The original cause of the protests this summer came as a result of a China-sponsored extradition bill that would have required suspects of criminal activities to be remanded to mainland China. While this may seem innocuous to those not familiar with Hong Kong law, the bill in effect would have extended the long-arm of the Chinese controlled communist party courts to Hong Kong, still lauded for its UK-based rule of law. Not only would it have exposed Hong Kong citizens to the totalitarian court system in China, it could enhance the influence of mainland Chinese law and governance on the self-governed territory of Hong Kong.
Beyond this spark which led to the daily protest fire in recent months, The Economist noted that, “activists are [now] renewing demands for greater democracy in the territory.” In recent weeks, as Surplus Record goes to press, the protests have continued, in certain cases magnifying with labor walk outs as well (i.e., employees “calling in sick”.)

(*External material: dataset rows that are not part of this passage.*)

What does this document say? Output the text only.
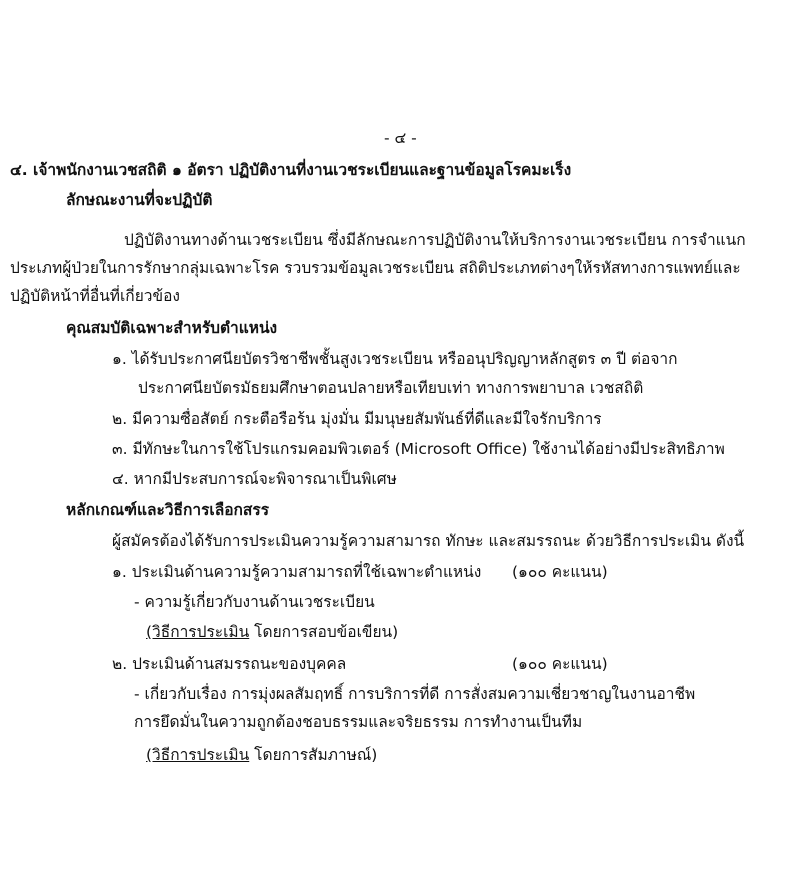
- ๔ -
๔. เจ้าพนักงานเวชสถิติ ๑ อัตรา ปฏิบัติงานที่งานเวชระเบียนและฐานข้อมูลโรคมะเร็ง
ลักษณะงานที่จะปฏิบัติ
ปฏิบัติงานทางด้านเวชระเบียน ซึ่งมีลักษณะการปฏิบัติงานให้บริการงานเวชระเบียน การจำแนก
ประเภทผู้ป่วยในการรักษากลุ่มเฉพาะโรค รวบรวมข้อมูลเวชระเบียน สถิติประเภทต่างๆให้รหัสทางการแพทย์และ
ปฏิบัติหน้าที่อื่นที่เกี่ยวข้อง
คุณสมบัติเฉพาะสำหรับตำแหน่ง
๑. ได้รับประกาศนียบัตรวิชาชีพชั้นสูงเวชระเบียน หรืออนุปริญญาหลักสูตร ๓ ปี ต่อจาก
ประกาศนียบัตรมัธยมศึกษาตอนปลายหรือเทียบเท่า ทางการพยาบาล เวชสถิติ
๒. มีความซื่อสัตย์ กระตือรือร้น มุ่งมั่น มีมนุษยสัมพันธ์ที่ดีและมีใจรักบริการ
๓. มีทักษะในการใช้โปรแกรมคอมพิวเตอร์ (Microsoft Office) ใช้งานได้อย่างมีประสิทธิภาพ
๔. หากมีประสบการณ์จะพิจารณาเป็นพิเศษ
หลักเกณฑ์และวิธีการเลือกสรร
ผู้สมัครต้องได้รับการประเมินความรู้ความสามารถ ทักษะ และสมรรถนะ ด้วยวิธีการประเมิน ดังนี้
๑. ประเมินด้านความรู้ความสามารถที่ใช้เฉพาะตำแหน่ง (๑๐๐ คะแนน)
- ความรู้เกี่ยวกับงานด้านเวชระเบียน
(วิธีการประเมิน โดยการสอบข้อเขียน)
๒. ประเมินด้านสมรรถนะของบุคคล	(๑๐๐ คะแนน)
- เกี่ยวกับเรื่อง การมุ่งผลสัมฤทธิ์ การบริการที่ดี การสั่งสมความเชี่ยวชาญในงานอาชีพ
การยึดมั่นในความถูกต้องชอบธรรมและจริยธรรม การทำงานเป็นทีม
(วิธีการประเมิน โดยการสัมภาษณ์)
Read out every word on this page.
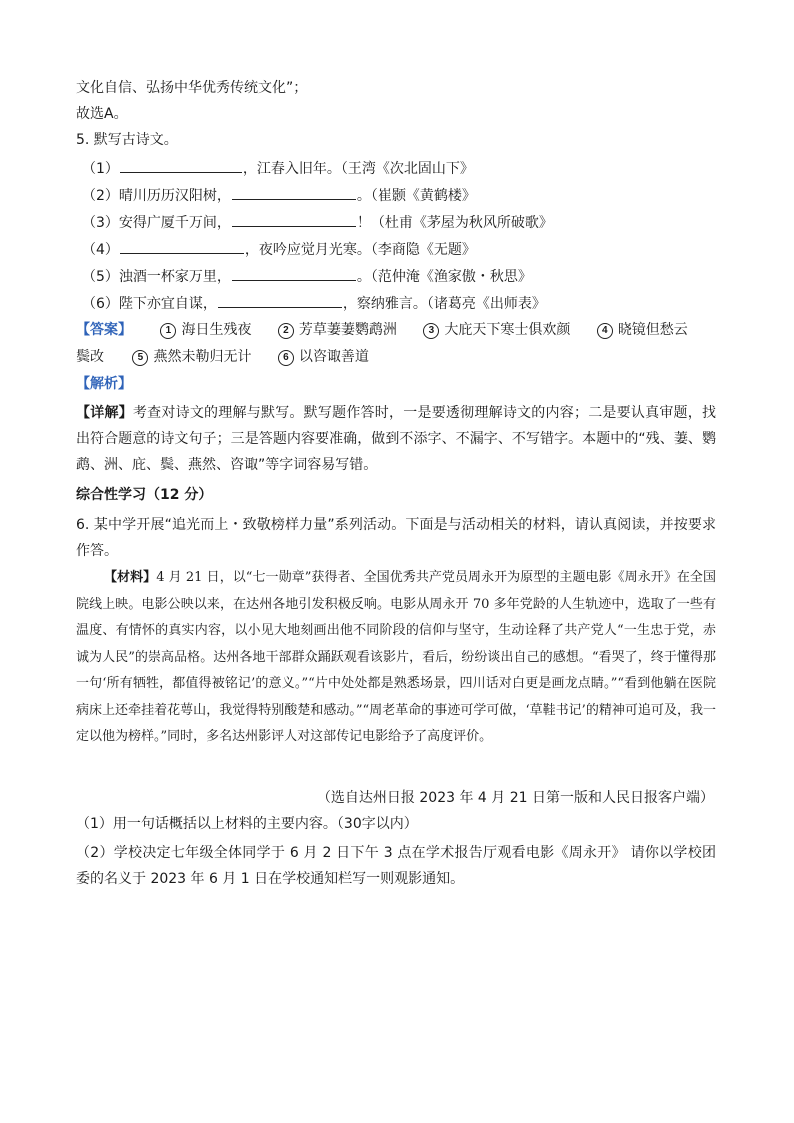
文化自信、弘扬中华优秀传统文化”；
故选A。
5. 默写古诗文。
（1）	，江春入旧年。（王湾《次北固山下》
（2）晴川历历汉阳树，	。（崔颢《黄鹤楼》
（3）安得广厦千万间，	！（杜甫《茅屋为秋风所破歌》
（4）	，夜吟应觉月光寒。（李商隐《无题》
（5）浊酒一杯家万里，	。（范仲淹《渔家傲・秋思》
（6）陛下亦宜自谋，	，察纳雅言。（诸葛亮《出师表》
【答案】	1 海日生残夜	2 芳草萋萋鹦鹉洲	3 大庇天下寒士俱欢颜	4 晓镜但愁云
鬓改	5 燕然未勒归无计	6 以咨诹善道
【解析】
【详解】考查对诗文的理解与默写。默写题作答时，一是要透彻理解诗文的内容；二是要认真审题，找出符合题意的诗文句子；三是答题内容要准确，做到不添字、不漏字、不写错字。本题中的“残、萋、鹦鹉、洲、庇、鬓、燕然、咨诹”等字词容易写错。
综合性学习（12 分）
6. 某中学开展“追光而上・致敬榜样力量”系列活动。下面是与活动相关的材料，请认真阅读，并按要求作答。

【材料】4 月 21 日，以“七一勋章”获得者、全国优秀共产党员周永开为原型的主题电影《周永开》在全国院线上映。电影公映以来，在达州各地引发积极反响。电影从周永开 70 多年党龄的人生轨迹中，选取了一些有温度、有情怀的真实内容，以小见大地刻画出他不同阶段的信仰与坚守，生动诠释了共产党人“一生忠于党，赤诚为人民”的崇高品格。达州各地干部群众踊跃观看该影片，看后，纷纷谈出自己的感想。“看哭了，终于懂得那一句‘所有牺牲，都值得被铭记’的意义。”“片中处处都是熟悉场景，四川话对白更是画龙点睛。”“看到他躺在医院病床上还牵挂着花萼山，我觉得特别酸楚和感动。”“周老革命的事迹可学可做，‘草鞋书记’的精神可追可及，我一定以他为榜样。”同时，多名达州影评人对这部传记电影给予了高度评价。

（选自达州日报 2023 年 4 月 21 日第一版和人民日报客户端）
（1）用一句话概括以上材料的主要内容。（30字以内）
（2）学校决定七年级全体同学于 6 月 2 日下午 3 点在学术报告厅观看电影《周永开》 请你以学校团委的名义于 2023 年 6 月 1 日在学校通知栏写一则观影通知。
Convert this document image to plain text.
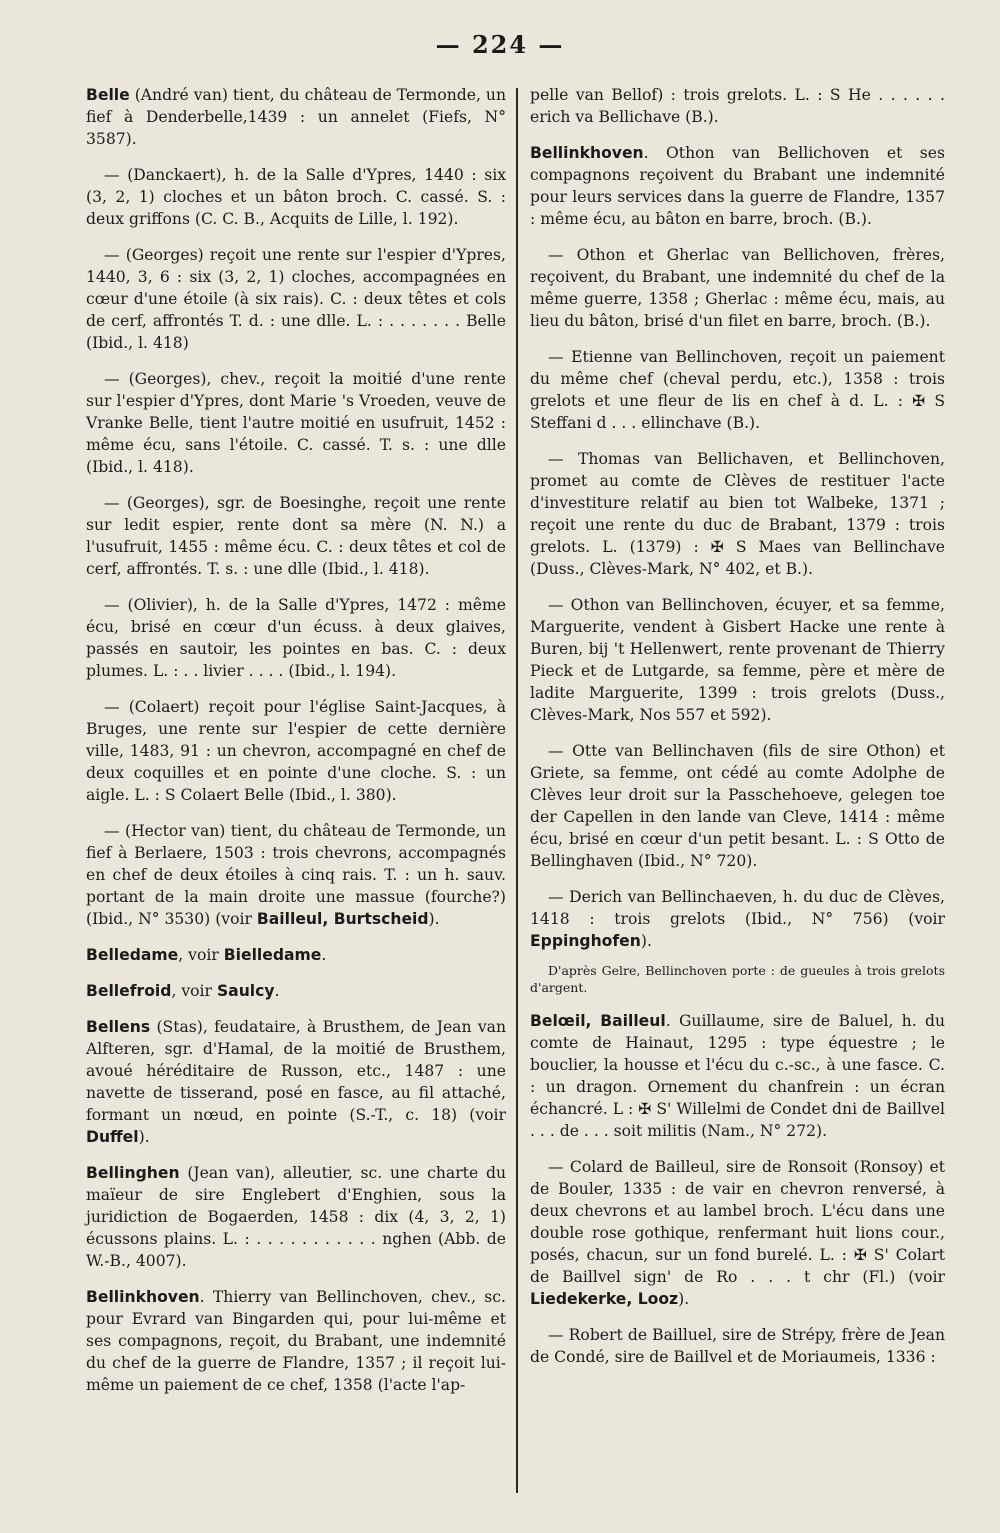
— 224 —

Belle (André van) tient, du château de Termonde, un fief à Denderbelle,1439 : un annelet (Fiefs, N° 3587).

— (Danckaert), h. de la Salle d'Ypres, 1440 : six (3, 2, 1) cloches et un bâton broch. C. cassé. S. : deux griffons (C. C. B., Acquits de Lille, l. 192).

— (Georges) reçoit une rente sur l'espier d'Ypres, 1440, 3, 6 : six (3, 2, 1) cloches, accompagnées en cœur d'une étoile (à six rais). C. : deux têtes et cols de cerf, affrontés T. d. : une dlle. L. : . . . . . . . Belle (Ibid., l. 418)

— (Georges), chev., reçoit la moitié d'une rente sur l'espier d'Ypres, dont Marie 's Vroeden, veuve de Vranke Belle, tient l'autre moitié en usufruit, 1452 : même écu, sans l'étoile. C. cassé. T. s. : une dlle (Ibid., l. 418).

— (Georges), sgr. de Boesinghe, reçoit une rente sur ledit espier, rente dont sa mère (N. N.) a l'usufruit, 1455 : même écu. C. : deux têtes et col de cerf, affrontés. T. s. : une dlle (Ibid., l. 418).

— (Olivier), h. de la Salle d'Ypres, 1472 : même écu, brisé en cœur d'un écuss. à deux glaives, passés en sautoir, les pointes en bas. C. : deux plumes. L. : . . livier . . . . (Ibid., l. 194).

— (Colaert) reçoit pour l'église Saint-Jacques, à Bruges, une rente sur l'espier de cette dernière ville, 1483, 91 : un chevron, accompagné en chef de deux coquilles et en pointe d'une cloche. S. : un aigle. L. : S Colaert Belle (Ibid., l. 380).

— (Hector van) tient, du château de Termonde, un fief à Berlaere, 1503 : trois chevrons, accompagnés en chef de deux étoiles à cinq rais. T. : un h. sauv. portant de la main droite une massue (fourche?) (Ibid., N° 3530) (voir Bailleul, Burtscheid).

Belledame, voir Bielledame.

Bellefroid, voir Saulcy.

Bellens (Stas), feudataire, à Brusthem, de Jean van Alfteren, sgr. d'Hamal, de la moitié de Brusthem, avoué héréditaire de Russon, etc., 1487 : une navette de tisserand, posé en fasce, au fil attaché, formant un nœud, en pointe (S.-T., c. 18) (voir Duffel).

Bellinghen (Jean van), alleutier, sc. une charte du maïeur de sire Englebert d'Enghien, sous la juridiction de Bogaerden, 1458 : dix (4, 3, 2, 1) écussons plains. L. : . . . . . . . . . . . nghen (Abb. de W.-B., 4007).

Bellinkhoven. Thierry van Bellinchoven, chev., sc. pour Evrard van Bingarden qui, pour lui-même et ses compagnons, reçoit, du Brabant, une indemnité du chef de la guerre de Flandre, 1357 ; il reçoit lui-même un paiement de ce chef, 1358 (l'acte l'ap-

pelle van Bellof) : trois grelots. L. : S He . . . . . . erich va Bellichave (B.).

Bellinkhoven. Othon van Bellichoven et ses compagnons reçoivent du Brabant une indemnité pour leurs services dans la guerre de Flandre, 1357 : même écu, au bâton en barre, broch. (B.).

— Othon et Gherlac van Bellichoven, frères, reçoivent, du Brabant, une indemnité du chef de la même guerre, 1358 ; Gherlac : même écu, mais, au lieu du bâton, brisé d'un filet en barre, broch. (B.).

— Etienne van Bellinchoven, reçoit un paiement du même chef (cheval perdu, etc.), 1358 : trois grelots et une fleur de lis en chef à d. L. : ✠ S Steffani d . . . ellinchave (B.).

— Thomas van Bellichaven, et Bellinchoven, promet au comte de Clèves de restituer l'acte d'investiture relatif au bien tot Walbeke, 1371 ; reçoit une rente du duc de Brabant, 1379 : trois grelots. L. (1379) : ✠ S Maes van Bellinchave (Duss., Clèves-Mark, N° 402, et B.).

— Othon van Bellinchoven, écuyer, et sa femme, Marguerite, vendent à Gisbert Hacke une rente à Buren, bij 't Hellenwert, rente provenant de Thierry Pieck et de Lutgarde, sa femme, père et mère de ladite Marguerite, 1399 : trois grelots (Duss., Clèves-Mark, Nos 557 et 592).

— Otte van Bellinchaven (fils de sire Othon) et Griete, sa femme, ont cédé au comte Adolphe de Clèves leur droit sur la Passchehoeve, gelegen toe der Capellen in den lande van Cleve, 1414 : même écu, brisé en cœur d'un petit besant. L. : S Otto de Bellinghaven (Ibid., N° 720).

— Derich van Bellinchaeven, h. du duc de Clèves, 1418 : trois grelots (Ibid., N° 756) (voir Eppinghofen).

D'après Gelre, Bellinchoven porte : de gueules à trois grelots d'argent.

Belœil, Bailleul. Guillaume, sire de Baluel, h. du comte de Hainaut, 1295 : type équestre ; le bouclier, la housse et l'écu du c.-sc., à une fasce. C. : un dragon. Ornement du chanfrein : un écran échancré. L : ✠ S' Willelmi de Condet dni de Baillvel . . . de . . . soit militis (Nam., N° 272).

— Colard de Bailleul, sire de Ronsoit (Ronsoy) et de Bouler, 1335 : de vair en chevron renversé, à deux chevrons et au lambel broch. L'écu dans une double rose gothique, renfermant huit lions cour., posés, chacun, sur un fond burelé. L. : ✠ S' Colart de Baillvel sign' de Ro . . . t chr (Fl.) (voir Liedekerke, Looz).

— Robert de Bailluel, sire de Strépy, frère de Jean de Condé, sire de Baillvel et de Moriaumeis, 1336 :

Whether Hong Kong retains its independent judiciary and financial system with increased Chinese scrutiny, influence and control is difficult to answer – with the protests essentially serving as a proxy for. Of course if the protests result in a militant Chinese crackdown like the massacre of democracy protesters at Tiananmen Square in 1989, the situation could spill over into an international relations crisis for China, fueling continued tensions between the superpower of the East and the rest of the world.
More tactically, we believe that U.S. manufacturers should follow the situation closely as it represents yet another example of potential increased supply and trade risk with China, this time from a capital markets perspective. Consider, as The Economist, suggests, that “with or without bloodshed, an intervention would undermine business confidence in Hong Kong and with it the fortunes of the main Chinese companies that rely on its stock market to raise capital.”
Perhaps this should be yet another reason for manufacturers to decrease and de-risk their dependency on Chinese supply chains, tariffs or no tariffs.